The error is simply undefined identifier "findColumn". From the documentation I’m guessing that findColumn was introduced in v0.68.0 but I only have access up to v0.65.1, which would explain this error.

Yep, you’re right. findColumn() isn’t supported in 1.8 so you’ll have to stick with tableFind() |> getColumn(). Sorry about that. I’m glad the query is working as it should. Let me know if there’s anything else I can help with.

1 Like

Thanks a ton for all the help @scott!!!

1 Like

@scott I recently started learning flux and found myself in the same problem. I want to compare data between two tables.
I want to find the number of active imie(which send data in the last 30 min) and the number of inactive imie that did not send any data in the last 40 min. all devices were active 24 hr ago.
a device can send data multiple times in 5 min also imie is a tag.
help me…

The first thing to understand is that InfluxDB can only provide data that does exist. I can’t tell you what data doesn’t exist (inactive imie). To figure this out, you have to query the list of all imie’s within the past 24 hours. To do this, you can just query all data from the last day, downsample the data to make it a little more manageable, ungroup it into a single table, and return all the unique values of imie:

imieAll = from(bucket: "example-bucket")
    |> range(start: -24h)
    |> last()
    |> group()
    |> unique(column: "imie")

You an do the same thing to find all the active imies from the last 30 minutes and then count them:

imieActive = from(bucket: "example-bucket")
    |> range(start: -30m)
    |> last()
    |> group()
    |> unique(column: "imie")
    |> count()

To find the number of inactive imies, you need to subtract the number of those active in the last 40 minutes from the total number of imies:

imieTotal =
    (from(bucket: "example-bucket")
        |> range(start: -24h)
        |> last()
        |> group()
        |> unique(column: "imie")
        |> count()
        |> findColumn(fn: (key) => true, column: "_value"))[0]

imieActive =
    from(bucket: "example-bucket")
        |> range(start: -30m)
        |> last()
        |> group()
        |> unique(column: "imie")
        |> count()

imieActive
    |> map(fn: (r) => ({_value: imieTotal - r.imie}))

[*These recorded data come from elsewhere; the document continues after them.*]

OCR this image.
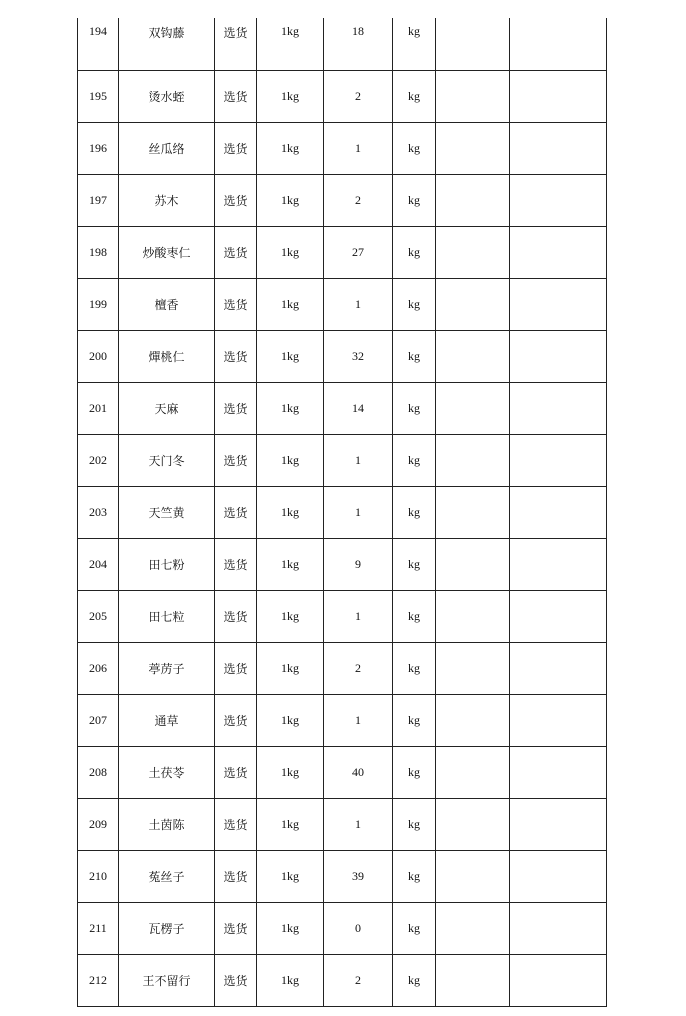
194	双钩藤	选货	1kg	18	kg		
195	烫水蛭	选货	1kg	2	kg		
196	丝瓜络	选货	1kg	1	kg		
197	苏木	选货	1kg	2	kg		
198	炒酸枣仁	选货	1kg	27	kg		
199	檀香	选货	1kg	1	kg		
200	燀桃仁	选货	1kg	32	kg		
201	天麻	选货	1kg	14	kg		
202	天门冬	选货	1kg	1	kg		
203	天竺黄	选货	1kg	1	kg		
204	田七粉	选货	1kg	9	kg		
205	田七粒	选货	1kg	1	kg		
206	葶苈子	选货	1kg	2	kg		
207	通草	选货	1kg	1	kg		
208	土茯苓	选货	1kg	40	kg		
209	土茵陈	选货	1kg	1	kg		
210	菟丝子	选货	1kg	39	kg		
211	瓦楞子	选货	1kg	0	kg		
212	王不留行	选货	1kg	2	kg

@scott don’t know why getting this error unique: schema collision detected: column "_value" is both of type float and string when running the above query. I’m sending imie number as string but still getting this error. example imie: 12AC1243224SD12

and sending this as a tag.

Ok, that error is being caused by ungrouping the tables (group()). This combines all rows into a single table, but all values in a column must be of the same type. This means you have fields of different types. I think the best way around this would be to query specific a field by adding filter() after both range calls:

imieTotal =
    (from(bucket: "example-bucket")
        |> range(start: -24h)
        |> filter(fn: (r) => r._field == "example-field")
        |> last()
        |> group()
        |> unique(column: "imie")
        |> count()
        |> findColumn(fn: (key) => true, column: "_value"))[0]

imieActive =
    from(bucket: "example-bucket")
        |> range(start: -30m)
        |> filter(fn: (r) => r._field == "example-field")
        |> last()
        |> group()
        |> unique(column: "imie")
        |> count()

imieActive
    |> map(fn: (r) => ({_value: imieTotal - r.imie}))

Thanks for all the help @scott!!!